Second, the lack of study uniformity prevented us from performing a meta-analysis. Therefore, we chose to perform a systematic review of the selected studies and provide a descriptive presentation of the observed findings instead of performing a meta-analysis that uses statistical models to adjust for this heterogeneity to some extent. Variations in study aim, chemotherapy regimens, response assessment criteria in both imaging and pathological analysis, patient populations and breast cancer subtypes precluded us from drawing more definitive conclusions. For example, Chen et al. showed in their study that MRI can predict pCR accurately in HER2-positive patients, but a high false-negative rate was observed in HER2-negative patients, especially when they received anti-angiogenic drugs [23]. Loo et al. showed in their study of 118 patients that response monitoring after NAC is effective in triple-negative or HER2-positive breast cancer subtypes, but is inaccurate in ER-positive/HER2-negative subtypes [36]. In their 2011 publication, Chen et al. demonstrated that MR imaging accuracy was higher for HER2-positive cancer types than for HER2-negative tumours (88 % versus 82 %).

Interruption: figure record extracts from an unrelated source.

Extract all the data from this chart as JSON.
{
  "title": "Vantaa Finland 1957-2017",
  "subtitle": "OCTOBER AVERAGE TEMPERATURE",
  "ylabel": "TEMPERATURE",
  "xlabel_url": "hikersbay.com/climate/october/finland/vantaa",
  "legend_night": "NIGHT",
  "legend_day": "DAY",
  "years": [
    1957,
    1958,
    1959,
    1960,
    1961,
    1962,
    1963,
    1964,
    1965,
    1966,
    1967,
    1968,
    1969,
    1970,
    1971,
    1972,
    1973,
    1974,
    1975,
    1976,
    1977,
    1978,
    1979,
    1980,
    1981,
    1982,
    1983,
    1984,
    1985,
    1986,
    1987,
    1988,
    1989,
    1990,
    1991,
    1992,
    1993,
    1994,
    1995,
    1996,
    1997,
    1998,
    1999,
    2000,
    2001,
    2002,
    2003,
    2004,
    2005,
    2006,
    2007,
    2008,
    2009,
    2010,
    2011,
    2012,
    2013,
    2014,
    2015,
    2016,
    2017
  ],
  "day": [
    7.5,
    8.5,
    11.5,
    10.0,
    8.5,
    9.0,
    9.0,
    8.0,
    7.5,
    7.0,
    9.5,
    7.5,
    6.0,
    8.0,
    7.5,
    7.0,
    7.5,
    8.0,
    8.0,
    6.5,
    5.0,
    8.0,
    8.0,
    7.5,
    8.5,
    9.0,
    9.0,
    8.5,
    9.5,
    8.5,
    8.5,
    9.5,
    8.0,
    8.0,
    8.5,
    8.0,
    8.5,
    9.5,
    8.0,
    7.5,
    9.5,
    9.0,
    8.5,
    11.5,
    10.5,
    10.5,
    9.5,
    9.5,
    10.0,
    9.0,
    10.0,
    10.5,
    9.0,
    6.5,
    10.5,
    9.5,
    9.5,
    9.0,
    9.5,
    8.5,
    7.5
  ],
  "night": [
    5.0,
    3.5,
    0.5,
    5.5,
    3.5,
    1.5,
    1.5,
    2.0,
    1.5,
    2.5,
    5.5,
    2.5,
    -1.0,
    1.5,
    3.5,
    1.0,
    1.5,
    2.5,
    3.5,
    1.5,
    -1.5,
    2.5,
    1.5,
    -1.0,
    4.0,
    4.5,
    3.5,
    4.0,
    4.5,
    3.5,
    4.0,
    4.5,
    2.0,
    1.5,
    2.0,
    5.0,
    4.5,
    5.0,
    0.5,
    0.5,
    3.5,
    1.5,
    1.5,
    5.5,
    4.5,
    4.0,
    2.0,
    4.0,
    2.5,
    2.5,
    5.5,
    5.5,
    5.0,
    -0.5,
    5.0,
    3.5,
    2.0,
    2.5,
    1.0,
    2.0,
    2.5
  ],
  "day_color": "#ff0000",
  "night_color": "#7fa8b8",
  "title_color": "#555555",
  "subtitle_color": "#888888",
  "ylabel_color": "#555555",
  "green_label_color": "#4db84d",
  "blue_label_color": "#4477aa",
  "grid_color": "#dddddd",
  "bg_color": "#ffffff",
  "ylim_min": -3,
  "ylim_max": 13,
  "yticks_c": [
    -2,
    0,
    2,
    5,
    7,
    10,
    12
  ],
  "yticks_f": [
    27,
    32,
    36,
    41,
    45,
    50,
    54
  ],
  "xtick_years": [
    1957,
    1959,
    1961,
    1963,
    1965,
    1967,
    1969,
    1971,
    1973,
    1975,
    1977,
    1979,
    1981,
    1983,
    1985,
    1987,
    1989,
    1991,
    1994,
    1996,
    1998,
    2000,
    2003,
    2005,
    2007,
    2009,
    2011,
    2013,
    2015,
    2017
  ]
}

In the same study, they showed that the average size discrepancy in cases with Ki-67 staining of <10 % was greater than in cases with Ki-67 staining of >40 % [39]. But also the choice of chemotherapeutic regimen can influence MRI accuracy. Denis et al. showed that MRI frequently underestimated residual tumour size in taxane-containing treatments, most likely because of the antivascular effects of these drugs, resulting in less enhancement on contrast-enhanced MRI [15].

Third, the method of evaluating treatment response in imaging and pathology is important. Although no significant differences between WHO and RECIST criteria in imaging response assessment were observed in other cancer types, multiple response criteria were used in the selected studies [52, 53]. Similarly, there are no widely accepted response assessment criteria for pathology. The most important issue in this assessment is the extent of residual DCIS. Whether or not DCIS is included in the analysis might partly explain the differences observed in MRI over- and underestimation. From a clinical point of view, it would be most interesting to assess MRI accuracy if DCIS were included in the definition of pCR, since DCIS should also be excised during surgery and identification of DCIS extension by MRI remains challenging [54].

Fourth, the population size of the majority of studies is relatively small. Only four studies had a population size >100 subjects [25, 30, 36, 44] and most of the studies were single-centre studies. The statistical noise will be smaller if the sample sizes are increased in (future) multicentre studies in order to assess the true accuracy of MRI in the NAC setting with greater confidence.

In summary, breast MRI accuracy for assessing residual disease after neoadjuvant chemotherapy is good, but multiple factors, such as cancer subtype and treatment regimen, can influence MRI accuracy and should be considered in clinical decision making. Both overestimation and underestimation can be observed and might have important clinical impact. Clinical decision making based on MRI results should therefore be made prudently with these limitations in mind. Regardless of the many potential confounders described in this review, we feel that assessment of NAC response with MRI is promising and ready for more multicentre studies that are able to address these shortcomings.